Professora de história por quase 30 anos, Maria Luíza M. S. Dolci estreou como ficcionista em 2021, com o romance “Um amor em Abaruna”. Em seu segundo livro, “Nas terras de Belém”, publicado no mesmo ano, romance histórico sobre quatro famílias que deixaram a Itália, no final do século XIX, rumo ao Brasil, em busca de sobrevivência, oferece ao leitor um painel histórico e social de duros tempos que exigiram resistência e coragem aos milhões de imigrantes que rumaram da Europa para a América do Sul. 

Em que momento da vida a descoberta do universo literário?

Por toda minha vida como leitora, mas, como escritora, o despertar veio após a aposentadoria como professora, aos 50 anos de idade. Mergulhei ainda mais na leitura com o tempo livre e me atrevi a rabiscar meu primeiro romance. Sem mesmo saber para onde iria, foi por pura diversão e experiência pessoal. Não contei para ninguém que estava tentando escrever. Nem mesmo para os mais próximos, estava ainda muito insegura quanto ao fato. Fiz um mini-curso on-line para escritores iniciantes. Depois de alguns meses, decidi contar para a família e consegui apoio e ajuda de três leitores betas, na família e amigos, que acompanharam a escrita do livro e sua finalização.

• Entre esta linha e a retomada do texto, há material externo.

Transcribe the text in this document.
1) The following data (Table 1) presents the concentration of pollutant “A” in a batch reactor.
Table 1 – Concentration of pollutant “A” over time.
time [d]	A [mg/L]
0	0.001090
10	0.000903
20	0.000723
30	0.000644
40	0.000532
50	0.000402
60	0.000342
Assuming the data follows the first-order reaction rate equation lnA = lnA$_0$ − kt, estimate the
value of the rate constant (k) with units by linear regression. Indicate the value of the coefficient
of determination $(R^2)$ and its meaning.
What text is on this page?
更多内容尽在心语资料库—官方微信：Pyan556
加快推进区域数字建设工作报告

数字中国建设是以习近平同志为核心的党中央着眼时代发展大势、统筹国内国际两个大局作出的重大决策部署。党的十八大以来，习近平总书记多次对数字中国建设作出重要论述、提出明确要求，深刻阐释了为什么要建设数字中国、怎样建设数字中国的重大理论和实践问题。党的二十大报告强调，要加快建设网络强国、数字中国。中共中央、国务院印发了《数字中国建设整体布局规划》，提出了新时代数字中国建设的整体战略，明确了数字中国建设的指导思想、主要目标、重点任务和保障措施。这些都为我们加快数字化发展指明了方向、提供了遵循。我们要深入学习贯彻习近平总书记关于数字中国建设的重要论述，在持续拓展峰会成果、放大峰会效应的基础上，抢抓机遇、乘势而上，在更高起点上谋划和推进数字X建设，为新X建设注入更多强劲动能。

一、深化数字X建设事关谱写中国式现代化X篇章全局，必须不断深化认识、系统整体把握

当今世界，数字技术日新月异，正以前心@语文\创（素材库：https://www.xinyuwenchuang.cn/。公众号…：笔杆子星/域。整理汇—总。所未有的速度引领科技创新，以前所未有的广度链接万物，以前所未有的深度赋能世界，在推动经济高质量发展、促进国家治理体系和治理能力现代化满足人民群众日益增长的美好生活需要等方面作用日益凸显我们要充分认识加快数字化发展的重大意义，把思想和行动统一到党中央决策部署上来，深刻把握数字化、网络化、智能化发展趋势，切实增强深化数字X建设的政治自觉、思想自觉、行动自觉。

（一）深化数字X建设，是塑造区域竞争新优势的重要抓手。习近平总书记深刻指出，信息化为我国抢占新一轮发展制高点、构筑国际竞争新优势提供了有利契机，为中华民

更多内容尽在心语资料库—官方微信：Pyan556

Meu primeiro romance de ficção foi “Um amor em Abaruna” , publicado pela editora Mepe em junho de 2021. Logo que em seguida, no mesmo ano, publiquei um romance histórico: “Nas terras de Belém” pela editora Dialética.  Me considero ainda uma aprendiz, quero melhorar cada vez mais. 

A escolha pela formação em história se deveu a alguma razão especial?

Sempre me identifiquei com a disciplina, mas foi um professor maravilhoso, no ensino médio, quem me inspirou. Decidi seguir seus passos.

Que motivação a levou a fazer parte da AMUD – Amigos do Museu de Descalvado?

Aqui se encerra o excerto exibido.